What about the possibility of a bad or dirty ignition switch? Or VATS problem?
secondchance
10-02-2021, 07:36 PM
Similar condition I had was caused by starter solenoid contacts.
http://www.zr1.net/forum/showthread.php?t=27965&highlight=Starter+rebuild
ZR1North
10-03-2021, 11:48 AM
I had the same issue - DNS weeks after the relay mod. Starter replacement solved the problem. It has to be ten years problem free now. I bought a rebuilt starter from Marc Haibeck. The replacement starter uses components that address the original flaws.
Sent from my iPhone using ZR-1 Net Registry (http://r.tapatalk.com/byo?rid=90383)
secondchance
10-03-2021, 05:15 PM
The fact that, when cold, starter runs with no unusual noise leads me to believe the issue is with solenoid contacts.
Paul Workman
10-03-2021, 06:34 PM
By solenoid, you mean the regular starter solenoid? That would give an intermittent no crank?
What about the possibility of a bad or dirty ignition switch? Or VATS problem?
secondchance is correct. there are a pair of contacts in the starter connected by a copper surfaced ring. The contacts (Denso kits) are cheap enough - about $10 for the kit w/ the contacts alone. And, with a piece of emery cloth you can polish up the bridge "ring" to remove all the pitting it collects over time.
Some Denso kits include a new armature/pin assembly as well as new contacts. More money of course, but there can be an issue if the plunger pin is shorter (or longer) that the stock pin. It is very important to be sure that pin is the same length as the stock plunger OR severe damage to the ring gear on the flywheel or the pinion on the starter (or both) might occur. So, a little piece of emery cloth to polish up that copper ring is A LOT cheaper than replacing the armature with one whose pin is short/long.
Your symptoms are exactly what I experienced too.

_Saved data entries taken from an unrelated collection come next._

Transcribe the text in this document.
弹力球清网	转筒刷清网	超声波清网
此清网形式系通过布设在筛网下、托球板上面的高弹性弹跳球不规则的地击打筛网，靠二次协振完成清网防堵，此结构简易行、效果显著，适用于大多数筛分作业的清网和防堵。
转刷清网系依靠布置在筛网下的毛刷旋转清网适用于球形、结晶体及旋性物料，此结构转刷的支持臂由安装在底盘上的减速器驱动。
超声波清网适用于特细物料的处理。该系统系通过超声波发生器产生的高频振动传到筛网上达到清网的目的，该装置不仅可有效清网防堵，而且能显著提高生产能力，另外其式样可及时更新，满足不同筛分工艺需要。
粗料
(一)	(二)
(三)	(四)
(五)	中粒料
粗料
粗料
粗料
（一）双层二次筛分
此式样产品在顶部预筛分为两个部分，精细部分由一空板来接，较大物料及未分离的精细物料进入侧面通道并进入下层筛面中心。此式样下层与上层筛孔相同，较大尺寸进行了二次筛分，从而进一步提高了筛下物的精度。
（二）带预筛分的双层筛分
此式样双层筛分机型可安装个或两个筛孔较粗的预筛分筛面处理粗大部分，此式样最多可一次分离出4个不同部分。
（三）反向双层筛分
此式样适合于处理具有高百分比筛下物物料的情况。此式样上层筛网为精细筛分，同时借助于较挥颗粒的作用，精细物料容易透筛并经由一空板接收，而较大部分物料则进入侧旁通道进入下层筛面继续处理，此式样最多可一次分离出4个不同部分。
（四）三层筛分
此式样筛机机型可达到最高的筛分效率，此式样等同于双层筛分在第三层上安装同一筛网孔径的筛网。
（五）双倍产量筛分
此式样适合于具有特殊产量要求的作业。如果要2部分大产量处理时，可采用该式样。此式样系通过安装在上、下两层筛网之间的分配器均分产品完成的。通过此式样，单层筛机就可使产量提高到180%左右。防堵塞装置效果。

Temperature seemed to affect the DNS issue UNTIL I cleaned up that "ring" and replaced the contacts. I bypassed the CSS too (as I learned on the farm when starting the Farmall tractor, CLUTCH IN ALWAYS before starter switch!)
Now, all this (above) is true, but it would be negligence on my part if I didn't mention one other check you need to run. And, that is, turn on the lights when experiencing the DNS and see when you hear the starter "CLICK" that the lights dim slightly. OR, you can hook a VOM to the battery POS terminal and see if the voltage dips (indicating significant current draw) when you turn the starter switch to START.

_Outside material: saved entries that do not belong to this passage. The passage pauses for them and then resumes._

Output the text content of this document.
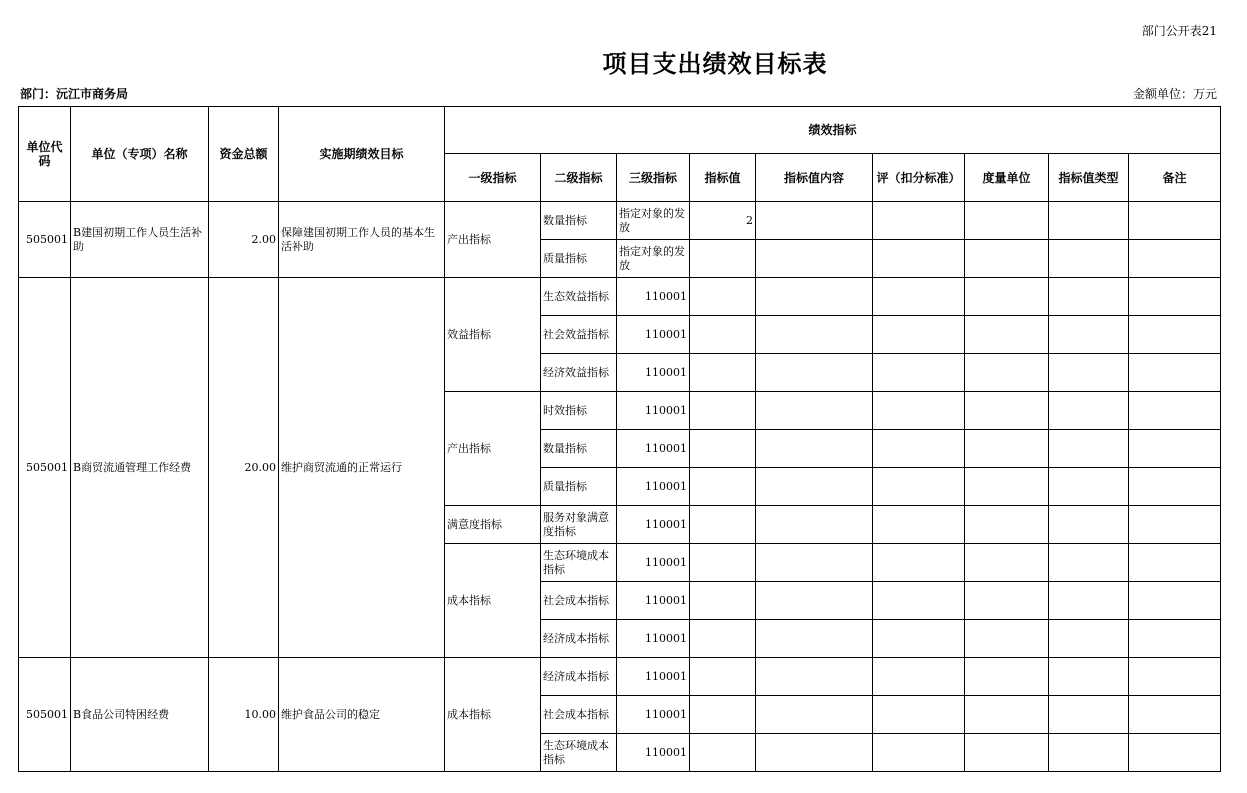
部门公开表21
项目支出绩效目标表
部门：沅江市商务局	金额单位：万元
单位代码	单位（专项）名称	资金总额	实施期绩效目标	绩效指标								
				一级指标	二级指标	三级指标	指标值	指标值内容	评（扣分标准）	度量单位	指标值类型	备注
505001	B建国初期工作人员生活补助	2.00	保障建国初期工作人员的基本生活补助	产出指标	数量指标	指定对象的发放	2					
					质量指标	指定对象的发放						
505001	B商贸流通管理工作经费	20.00	维护商贸流通的正常运行	效益指标	生态效益指标	110001						
					社会效益指标	110001						
					经济效益指标	110001						
				产出指标	时效指标	110001						
					数量指标	110001						
					质量指标	110001						
				满意度指标	服务对象满意度指标	110001						
				成本指标	生态环境成本指标	110001						
					社会成本指标	110001						
					经济成本指标	110001						
505001	B食品公司特困经费	10.00	维护食品公司的稳定	成本指标	经济成本指标	110001						
					社会成本指标	110001						
					生态环境成本指标	110001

If you hear the starter "CLICK" and the lights dim slightly and the voltage drops slightly too, but the starter does not turn, then the starter itself may be bad.
So, since it doesn't cost you anything to try this, I would suggest your try this first. (The key is the lights dimming and the voltage dropping a tad = the solenoid in the starter is working, but the starter itself is not working.)

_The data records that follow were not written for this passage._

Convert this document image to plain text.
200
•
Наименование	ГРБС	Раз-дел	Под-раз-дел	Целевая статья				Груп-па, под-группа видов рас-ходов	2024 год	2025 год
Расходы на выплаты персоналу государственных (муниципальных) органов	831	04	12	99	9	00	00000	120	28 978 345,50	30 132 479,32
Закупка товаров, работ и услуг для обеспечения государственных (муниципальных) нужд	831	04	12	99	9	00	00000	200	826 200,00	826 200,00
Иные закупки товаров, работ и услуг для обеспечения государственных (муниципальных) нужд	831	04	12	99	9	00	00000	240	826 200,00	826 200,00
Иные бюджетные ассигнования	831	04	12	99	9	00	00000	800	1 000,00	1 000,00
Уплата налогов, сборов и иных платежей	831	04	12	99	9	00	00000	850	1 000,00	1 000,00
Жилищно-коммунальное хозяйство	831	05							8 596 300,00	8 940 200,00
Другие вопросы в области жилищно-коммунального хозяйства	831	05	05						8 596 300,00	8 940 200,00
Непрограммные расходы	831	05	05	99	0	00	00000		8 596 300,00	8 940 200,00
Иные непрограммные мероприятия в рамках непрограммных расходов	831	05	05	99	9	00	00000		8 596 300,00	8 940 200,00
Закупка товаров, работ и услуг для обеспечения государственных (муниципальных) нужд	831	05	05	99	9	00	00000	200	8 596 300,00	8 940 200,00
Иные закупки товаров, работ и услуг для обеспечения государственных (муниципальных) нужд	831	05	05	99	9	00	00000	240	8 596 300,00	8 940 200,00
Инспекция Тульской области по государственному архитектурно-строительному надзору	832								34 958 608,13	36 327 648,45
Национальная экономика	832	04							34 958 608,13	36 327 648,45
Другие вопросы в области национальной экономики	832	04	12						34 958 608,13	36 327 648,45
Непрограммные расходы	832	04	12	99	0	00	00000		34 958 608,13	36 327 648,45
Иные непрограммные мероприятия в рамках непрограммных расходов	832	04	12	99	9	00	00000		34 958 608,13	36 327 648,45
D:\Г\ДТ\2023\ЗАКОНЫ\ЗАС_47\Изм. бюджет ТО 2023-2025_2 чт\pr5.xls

In the 13 years of monitoring this forum (and the other one) I'd have to say the vast majority of the DNS issues are the CSS in the 90-92s. And, almost equally common is those (high current) contacts in the starter itself. But, very few end up being a bad starter, or something else (comparatively speaking).
FWIW, I had to overhaul those starter contacts at the 40k? mile point.
Young1
10-04-2021, 09:24 PM
Solenoid contacts get burnt. IMO it is a 40k mile ritual to shine them up. The solenoid itself is 30 bucks on Rock Auto if you wish to replace. Anytime the plenum is off, shine the contacts.